Publication : Abstract, American Geophysical Union meeting, December 1997.
Issue :
Page(s) :
Abstract
Ice margins draining the NE Laurentide Ice Sheet dominated the iceberg flux to the North Atlantic during Heinrich (H-) events. The source of much of this ice is hypothesized to be an ice stream flowing southeastward down the axis of Hudson Strait. Although such an ice stream is a robust feature of numerical models, evidence supporting it has been scarce. The abundantglacial geologic evidence in the eastern Hudson Strait region instead records ice advances that flowed northward across the strait, not along it. However, the striae that record the N-ward ice advances at the eastern end of the strait most probably post-date H-events. In order to differentiate which flow path dominated during H-events, we have attempted to characterize sediment signatures indicative of both the SE-ward and the N-ward ice flow paths. The method we employ is analysis of Nd and Pb isotopes in silt- and clay-sized siliciclastic sediments from ice-proximal glacial-marine deposits at key Hudson Strait coresites. Sediments from the Western Basin of Hudson Strait characterize material derived from northern Hudson Bay and Foxe Basin. Thus the core -101 deposits should be a tracer of SE flow along the strait. In contrast, core -045 from the strait'sEastern Basin contain sediment derived from Labrador and transported by northward ice flow.

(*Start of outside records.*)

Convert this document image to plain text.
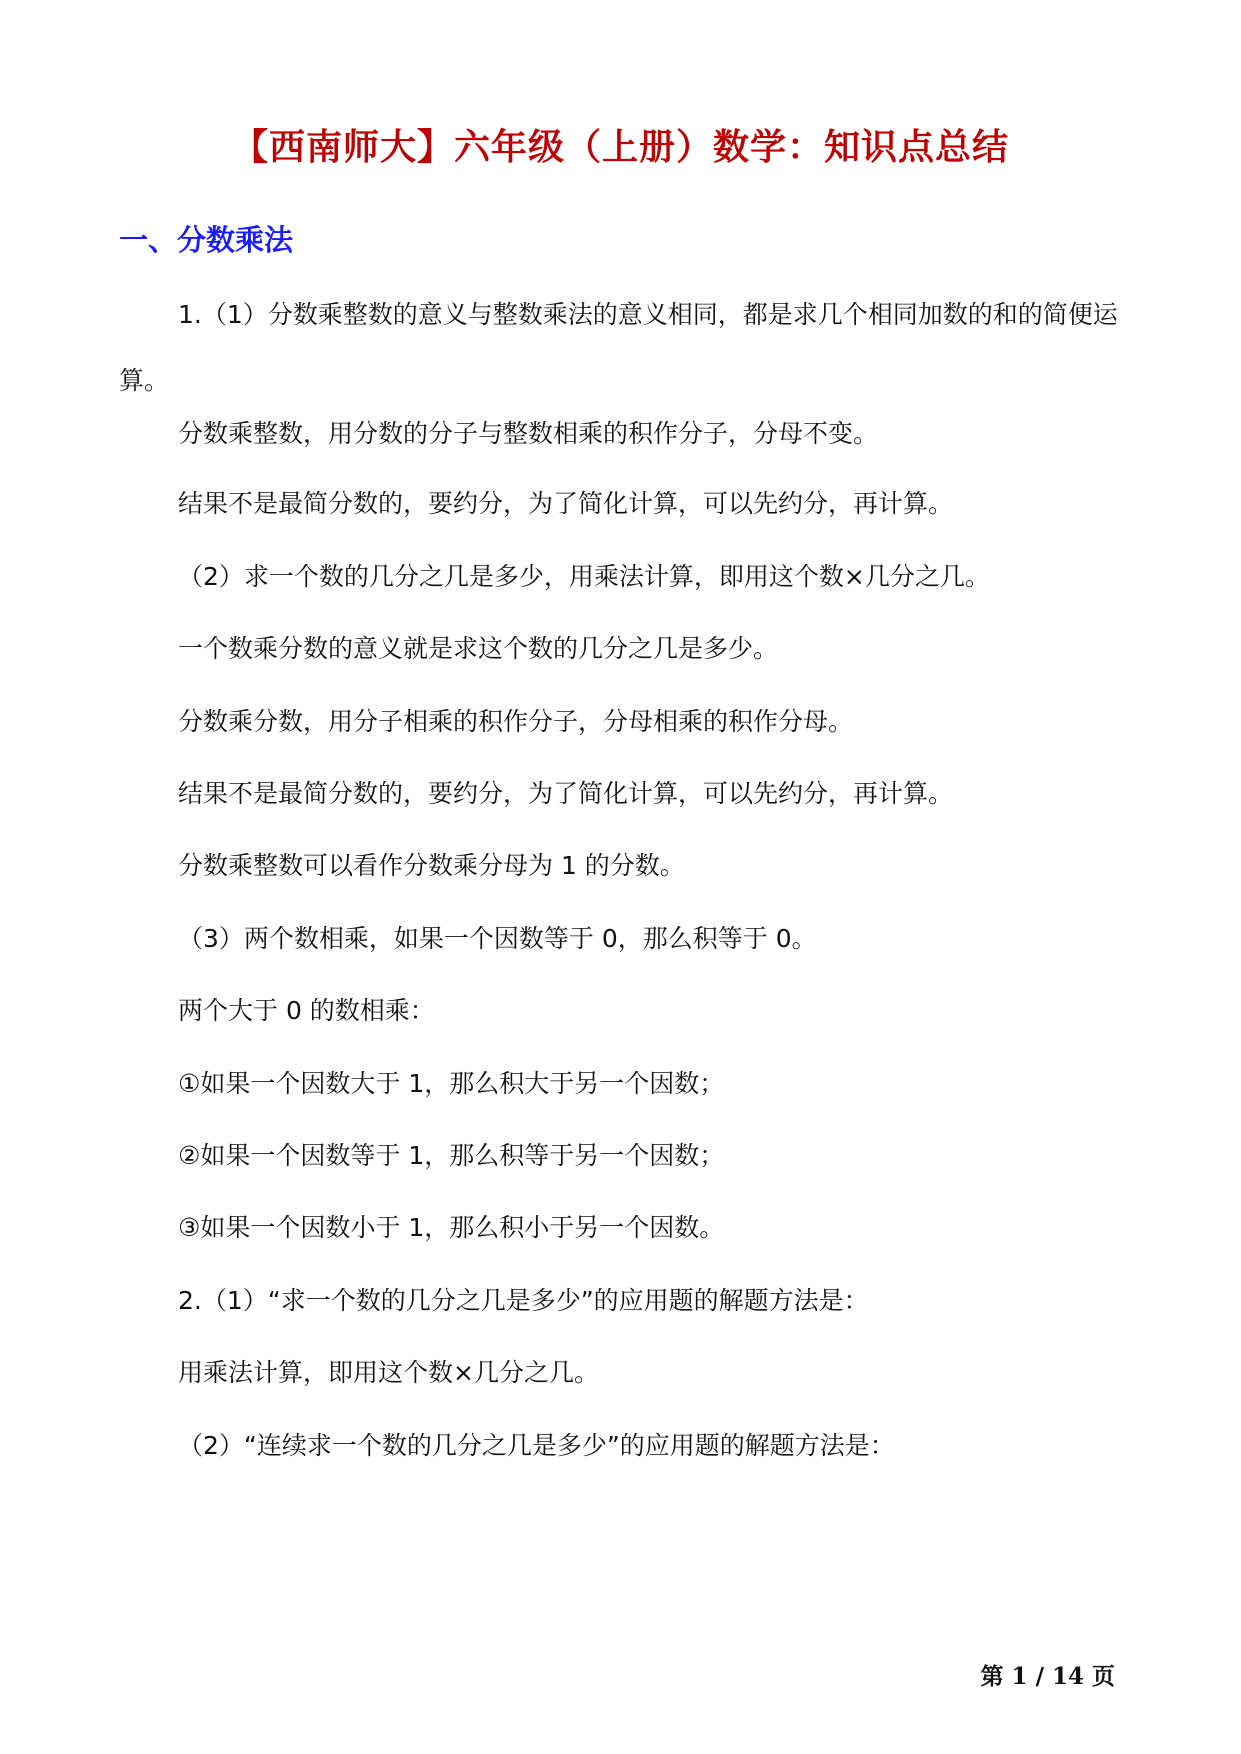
【西南师大】六年级（上册）数学：知识点总结
一、分数乘法
1.（1）分数乘整数的意义与整数乘法的意义相同，都是求几个相同加数的和的简便运算。
分数乘整数，用分数的分子与整数相乘的积作分子，分母不变。
结果不是最简分数的，要约分，为了简化计算，可以先约分，再计算。
（2）求一个数的几分之几是多少，用乘法计算，即用这个数×几分之几。
一个数乘分数的意义就是求这个数的几分之几是多少。
分数乘分数，用分子相乘的积作分子，分母相乘的积作分母。
结果不是最简分数的，要约分，为了简化计算，可以先约分，再计算。
分数乘整数可以看作分数乘分母为 1 的分数。
（3）两个数相乘，如果一个因数等于 0，那么积等于 0。
两个大于 0 的数相乘：
①如果一个因数大于 1，那么积大于另一个因数；
②如果一个因数等于 1，那么积等于另一个因数；
③如果一个因数小于 1，那么积小于另一个因数。
2.（1）“求一个数的几分之几是多少”的应用题的解题方法是：
用乘法计算，即用这个数×几分之几。
（2）“连续求一个数的几分之几是多少”的应用题的解题方法是：
第 1 / 14 页
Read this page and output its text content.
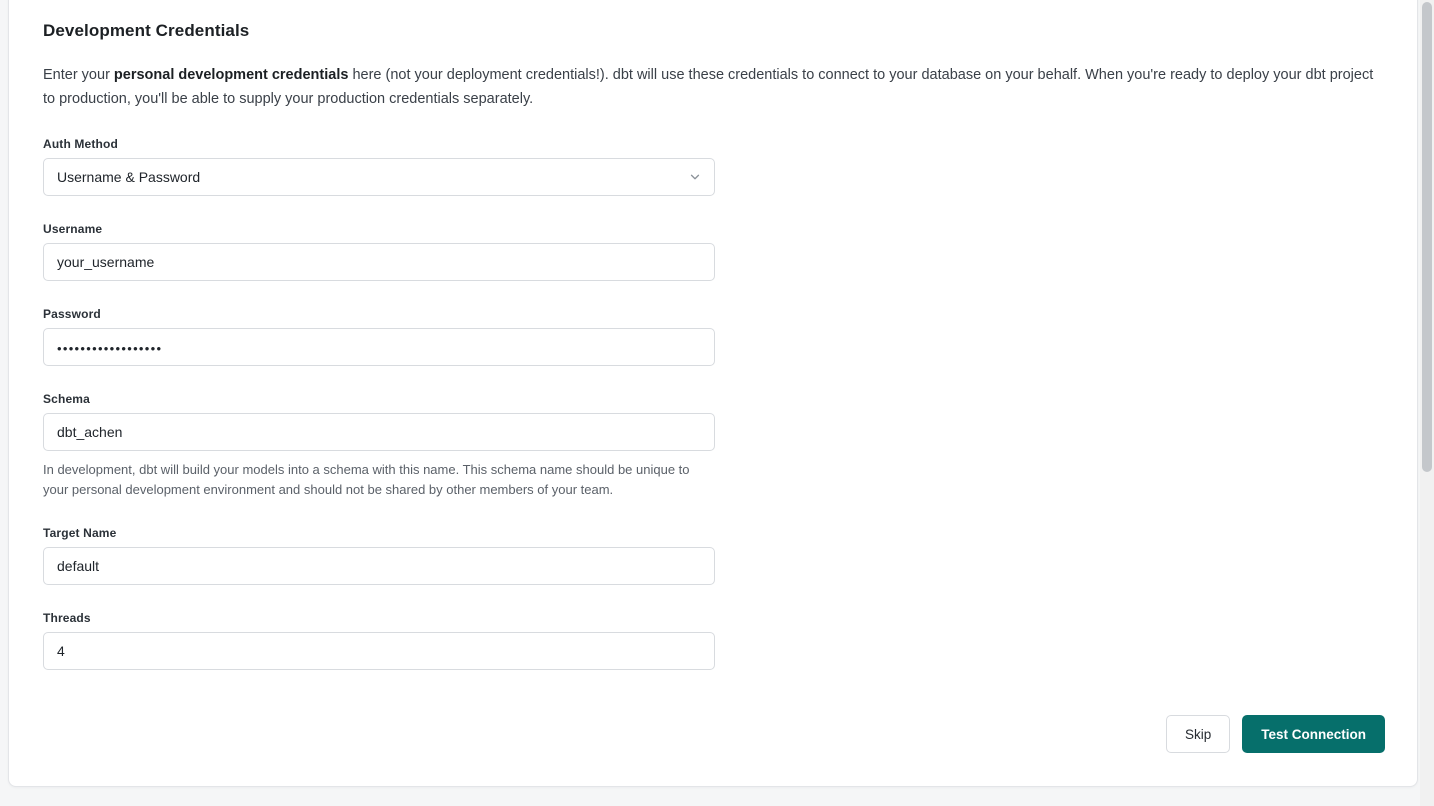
Development Credentials

Enter your personal development credentials here (not your deployment credentials!). dbt will use these credentials to connect to your database on your behalf. When you're ready to deploy your dbt project to production, you'll be able to supply your production credentials separately.

Auth Method
Username & Password
Username
your_username
Password
••••••••••••••••••
Schema
dbt_achen
In development, dbt will build your models into a schema with this name. This schema name should be unique to your personal development environment and should not be shared by other members of your team.
Target Name
default
Threads
4
Skip	Test Connection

The Pb and Nd isotopic signature of the Western Basin is nearly identical to that for fine-grained siliciclastics from H-layers in NW Labrador Sea core -009. Values within the cluster of Western Basin and H-layer sediment data are as follows:mean Pb-207/Pb-204 = 15.5 +/-0.1, mean Pb-206/Pb-204 = 18.3 +/-0.4; and mean epsilon Nd = -28.27 +/-.26. The deposits in core -045 that originated from the Labrador Dome (i.e., from northward ice flow) are isotopically distinct from the Western Hudson Strait source; Pb values are less radiogenic with mean Pb-207/Pb-204 = 15.2 +/-0.1, Pb-206/Pb-204= 17.5 +/-0.2. Nd data are slightly more radiogenic: mean epsilon Nd = -26.1 +/-0.3. Ambient sediments deposited during non-Heinrich intervals in the Labrador Sea are also isotopically distinct from H-layers but show no systematic affinity to either of the sources we characterized Our observations, of agreement between H-layers and Western Basin sediment, and the notably different character of Labrador-derived material, support the hypothesis that an ice stream draining the central Laurentide Ice Sheet via Hudson Strait was the dominant iceberg source during H-events.